Gene Ammons, sax tenore; Patti Bown, pianoforte (primi quattro titoli), Walter Bishop Jr., pianoforte (titoli rimanenti); George Duvivier, contrabbasso (primi quattro titoli), Art Davis, contrabbasso (titoli rimanenti); Art Taylor, batteria; Ray Barretto, conga

D’accordo, il mercato del disco non esiste praticamente più, ma nondimeno spesso mi domando quante persone entrino nei ben pochi negozi rimasti, o interroghino la rete, e chiedano dischi di Gene Ammons, tanto per fare un nome. Vogliamo dire nessuno? Siamo ottimisti, almeno uno ci sarà… Per quanto riguarda “Boss Soul”, direi che si tratta di un titolo emblematico della vitalità estrema che il jazz viveva in quegli anni. Allora c’era spazio per tutti, dal dixieland all’avanguardia, gran parte dei musicisti importanti era ancora in vita, teatri e club erano gremiti. Gene Ammons, figlio d’arte essendo il padre Albert uno dei massimi esponenti del piano boogie-woogie e stride (accanto a nomi quali Pete Johnson e Meade Lux Lewis), si tende a dimenticare quando si elencano i migliori tenoristi della storia, ma in realtà, almeno a mio giudizio, fu proprio uno dei grandi, non un innovatore certamente, ma depositario di uno stile personale, legato ad una sonorità di straordinario spessore ed eleganza, calda e ariosa, immediatamente riconoscibile. E questo, nel jazz, è di fondamentale importanza. La sua carriera comincia ben presto, già a diciannove anni lo troviamo nelle fila dell’orchestra di Billy Eckstine (1944-47), dove incontra Charlie Parker, Dexter Gordon, Dizzy Gillespie e Art Blakey. In seguito, sostituisce Stan Getz nel secondo gregge di Woody Herman e forma un quintetto con l’altista Sonny Stitt. Dal 1954 al 1974 (anno della sua dipartita) inciderà moltissimo per la Prestige, al fianco di Jackie McLean, Art Farmer, John Coltrane, oltre ai già citati Stitt e Gordon, e una serie di organisti, come prassi voleva a quei tempi, come “Brother” Jack McDuff, Richard “Groove” Holmes e Don Patterson, per citarne alcuni.
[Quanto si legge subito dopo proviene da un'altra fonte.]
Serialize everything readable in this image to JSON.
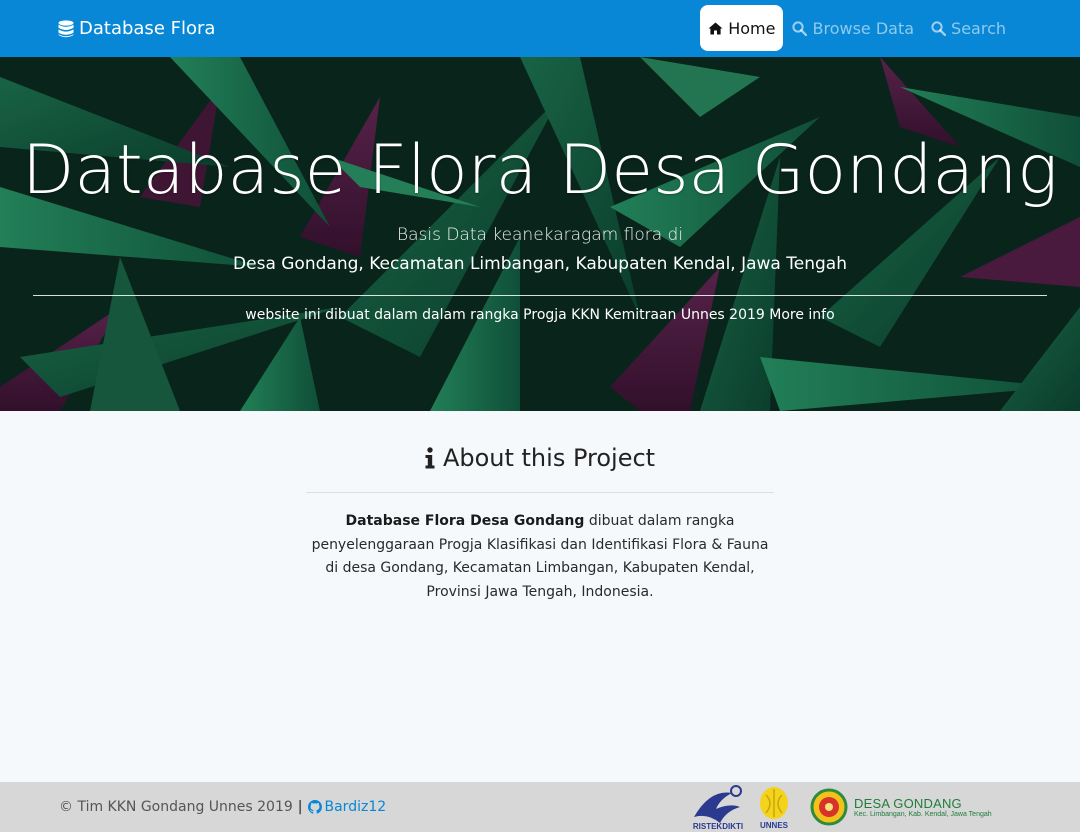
{
  "navbar": {
    "brand": "Database Flora",
    "brand_icon": "database-icon",
    "items": [
      {
        "label": "Home",
        "icon": "home-icon",
        "active": true
      },
      {
        "label": "Browse Data",
        "icon": "search-icon",
        "active": false
      },
      {
        "label": "Search",
        "icon": "search-icon",
        "active": false
      }
    ],
    "color": "#0787d6"
  },
  "hero": {
    "title": "Database Flora Desa Gondang",
    "subtitle_line1": "Basis Data keanekaragam flora di",
    "subtitle_line2": "Desa Gondang, Kecamatan Limbangan, Kabupaten Kendal, Jawa Tengah",
    "note_text": "website ini dibuat dalam dalam rangka Progja KKN Kemitraan Unnes 2019 ",
    "note_link": "More info"
  },
  "about": {
    "title": "About this Project",
    "title_icon": "info-icon",
    "body_strong": "Database Flora Desa Gondang",
    "body_rest": " dibuat dalam rangka penyelenggaraan Progja Klasifikasi dan Identifikasi Flora & Fauna di desa Gondang, Kecamatan Limbangan, Kabupaten Kendal, Provinsi Jawa Tengah, Indonesia."
  },
  "footer": {
    "copyright": "© Tim KKN Gondang Unnes 2019",
    "separator": "|",
    "github_label": "Bardiz12",
    "github_icon": "github-icon",
    "logos": [
      {
        "name": "ristekdikti-logo",
        "text": "RISTEKDIKTI"
      },
      {
        "name": "unnes-logo",
        "text": "UNNES"
      },
      {
        "name": "desa-gondang-logo",
        "title": "DESA GONDANG",
        "subtitle": "Kec. Limbangan, Kab. Kendal, Jawa Tengah"
      }
    ]
  }
}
“Boss Soul” fotografa alla perfezione l’orizzonte estetico di Ammons (insieme con un altro disco eccellente, “Boss Tenor”, inciso l’anno prima), che è quello basilare del jazz senza tempo, sintetizzato felicemente da Gianni Basso nelle tre “B”: blues, ballad e bop. Forte di una scioltezza ammirevole nell’improvvisazione, il sassofonista scivola dall’esposizione al momento solistico con una disinvoltura e felicità espositiva che trova ben pochi riscontri se non nei fuoriclasse. Con lui, e grazie a lui, la sezione ritmica dà una prova di compattezza e, nello stesso tempo, di elasticità formale, che contribuisce non poco ad un risultato di totale godibilità. A tale scopo voglio sottolineare la prova del solito, superlativo, Ray Barretto alle congas, il cui strumento puntella e arricchisce in modo magistrale ogni brano, fornendo la giusta dose di swing e colore. Purtroppo, chi tiene in mano l’organizzazione di tour e festival, giudica da tempo antieconomica la presenza di un percussionista all’interno di un gruppo, per cui di congheri, a meno che non si tratti di una formazione latina, non se ne parla più, ed è un peccato, a mio giudizio.
Qui c’è tanta verità, amici, quella che ti fa battere il piede con un sorriso. Non è più di moda, lo so, ma io continuo a farlo: perdonatemi!